Cognitive walkthroughs are step-by-step inspections which concentrate on what the user is thinking whilst learning to use the system. Alas, it is the analysts who act as the user and try to imitate what the user is thinking. Walkthroughs can be used to help develop user personas.

However, the main criticism is that novice users are often forgotten about because analysts have lots of experience and their pretending to be users can introduce all sorts of bias into your system. The advantages of this approach is that areas which are unclear in the system design can be easily flagged up and fixed cheaply and earlier on in the life cycle.

Using your user: user testing

The most informative types of evaluation always take place with the user. This can happen in the laboratory or in the field. In the laboratory, usability consultants have a script, such as this one by usability expert Steve Krug. The usability consultant asks the user to either do whatever they are drawn to do, or to perform a specific task,such as buying a product on the site, whilst talking aloud. This thinking aloud protocol not only identifies what the problem is, but also why. The best thing about usability testing is that clients can hear a user saying something which may be obvious to the consultant but not to the client and which the client might not believe if the consultant just told them. Co-operative evaluation is a very similar technique to usability testing.

Outside the laboratory, you can follow the user about and shadow them in the workplace, to see how the user interacts with your software, or the current software that your new software will hopefully improve upon. This is ethnography and a way of learning about the context in which your users work.
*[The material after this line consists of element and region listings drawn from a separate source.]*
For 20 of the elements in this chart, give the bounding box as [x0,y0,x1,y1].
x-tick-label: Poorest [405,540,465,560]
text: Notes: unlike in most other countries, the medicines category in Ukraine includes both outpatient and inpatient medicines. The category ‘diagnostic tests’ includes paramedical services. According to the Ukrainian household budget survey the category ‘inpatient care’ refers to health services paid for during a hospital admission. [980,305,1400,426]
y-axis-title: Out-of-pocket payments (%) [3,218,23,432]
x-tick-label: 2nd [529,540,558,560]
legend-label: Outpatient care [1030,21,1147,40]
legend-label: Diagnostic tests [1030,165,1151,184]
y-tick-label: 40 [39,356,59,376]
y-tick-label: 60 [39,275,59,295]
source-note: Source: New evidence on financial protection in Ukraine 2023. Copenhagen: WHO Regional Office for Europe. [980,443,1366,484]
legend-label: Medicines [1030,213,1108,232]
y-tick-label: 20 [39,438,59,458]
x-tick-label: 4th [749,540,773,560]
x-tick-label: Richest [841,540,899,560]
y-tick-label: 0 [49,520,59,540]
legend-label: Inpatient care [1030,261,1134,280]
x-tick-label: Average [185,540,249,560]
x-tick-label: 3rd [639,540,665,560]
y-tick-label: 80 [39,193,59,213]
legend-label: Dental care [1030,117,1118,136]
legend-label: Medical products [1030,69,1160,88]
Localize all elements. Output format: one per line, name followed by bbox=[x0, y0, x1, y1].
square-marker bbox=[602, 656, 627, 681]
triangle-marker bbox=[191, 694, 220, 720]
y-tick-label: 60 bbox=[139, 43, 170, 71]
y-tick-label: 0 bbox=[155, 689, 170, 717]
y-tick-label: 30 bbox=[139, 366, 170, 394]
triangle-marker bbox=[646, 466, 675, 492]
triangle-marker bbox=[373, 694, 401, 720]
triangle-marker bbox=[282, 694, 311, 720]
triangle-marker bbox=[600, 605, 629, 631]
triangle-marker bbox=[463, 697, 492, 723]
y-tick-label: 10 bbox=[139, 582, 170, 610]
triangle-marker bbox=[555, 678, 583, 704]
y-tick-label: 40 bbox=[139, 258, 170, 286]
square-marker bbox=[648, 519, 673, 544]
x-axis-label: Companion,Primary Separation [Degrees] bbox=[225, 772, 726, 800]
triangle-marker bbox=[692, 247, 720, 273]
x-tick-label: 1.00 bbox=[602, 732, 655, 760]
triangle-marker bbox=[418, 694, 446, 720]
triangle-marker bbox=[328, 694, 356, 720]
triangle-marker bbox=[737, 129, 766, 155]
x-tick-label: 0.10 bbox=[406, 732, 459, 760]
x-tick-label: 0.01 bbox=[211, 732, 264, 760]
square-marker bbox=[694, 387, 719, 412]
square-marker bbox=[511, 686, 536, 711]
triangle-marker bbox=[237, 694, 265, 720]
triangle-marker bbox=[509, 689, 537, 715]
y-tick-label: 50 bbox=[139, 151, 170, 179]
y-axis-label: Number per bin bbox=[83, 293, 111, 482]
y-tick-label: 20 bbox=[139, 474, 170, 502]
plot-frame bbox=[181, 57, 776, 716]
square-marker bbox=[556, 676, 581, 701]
It can be very expensive and time consuming to hire ethnographers to go into users’ workplaces.

A cheap and cheerful way of reproducing this shadowing is to get the users to keep a diary or blog, known as a cultural probe.  They are quick and easy to put together using open-ended questions which encourage users to say all the things they might not say during a testing session.

Empirical evaluation

Another relatively cheap and cheerful method is to get your user group to fill out a questionnaire or a survey in order to get their feedback.

The questionnaire needs to be designed very carefully, following these instructions, otherwise you can end up with a lot of information, but nothing tangible. The main advantage is that you get your users opinions and you can measure user satisfaction quite easily.

The disadvantage is it that is hard to capture certain types of information in a questionnaire such as the frequency of a system error, or the time taken to complete a task.


Computers can collect statistics of use, to tackle the sorts of questions like time taken and frequency of system errors.  Web stats are a great way of seeing this sort of information as well as which pages are the most attractive and most useful to users.  Eye-tracking software and click captures are also useful ways of collecting data. However, care needs to be taken not to introduce any bias in the interpretation of this data.

Informal evaluation

Informal evaluation methods can be useful, in the design stage for example, but are better suited in the context of performing research as they do not always yield usable results which can be used to guide design.

Focus groups: This is when you get a group of users together and they discuss subjects led by a moderator. Focus groups can be useful. However, they can lead to users telling you what they think they want, rather than what they need. As this 2002 paper asks: Are focus groups a wealth of information or a waste of resources?

Controlled experiments test a hypothesis like this great example: College students (population) type (task) faster (measurement) using iPad’s keyboard (feature) than using Kindle’s keyboard, by identifying independent and dependent variables that you can collect data on after testing in a simulation of real world situations such as in a college where iPads and Kindles are used.

No matter how great your website or software system is, it can always be improved by some method of evaluation. There are many methods involving users and experts to make your system as good as it can be throughout the whole lifecycle of your website or your software. Evaluation is the only way to identify and correct those design flaws.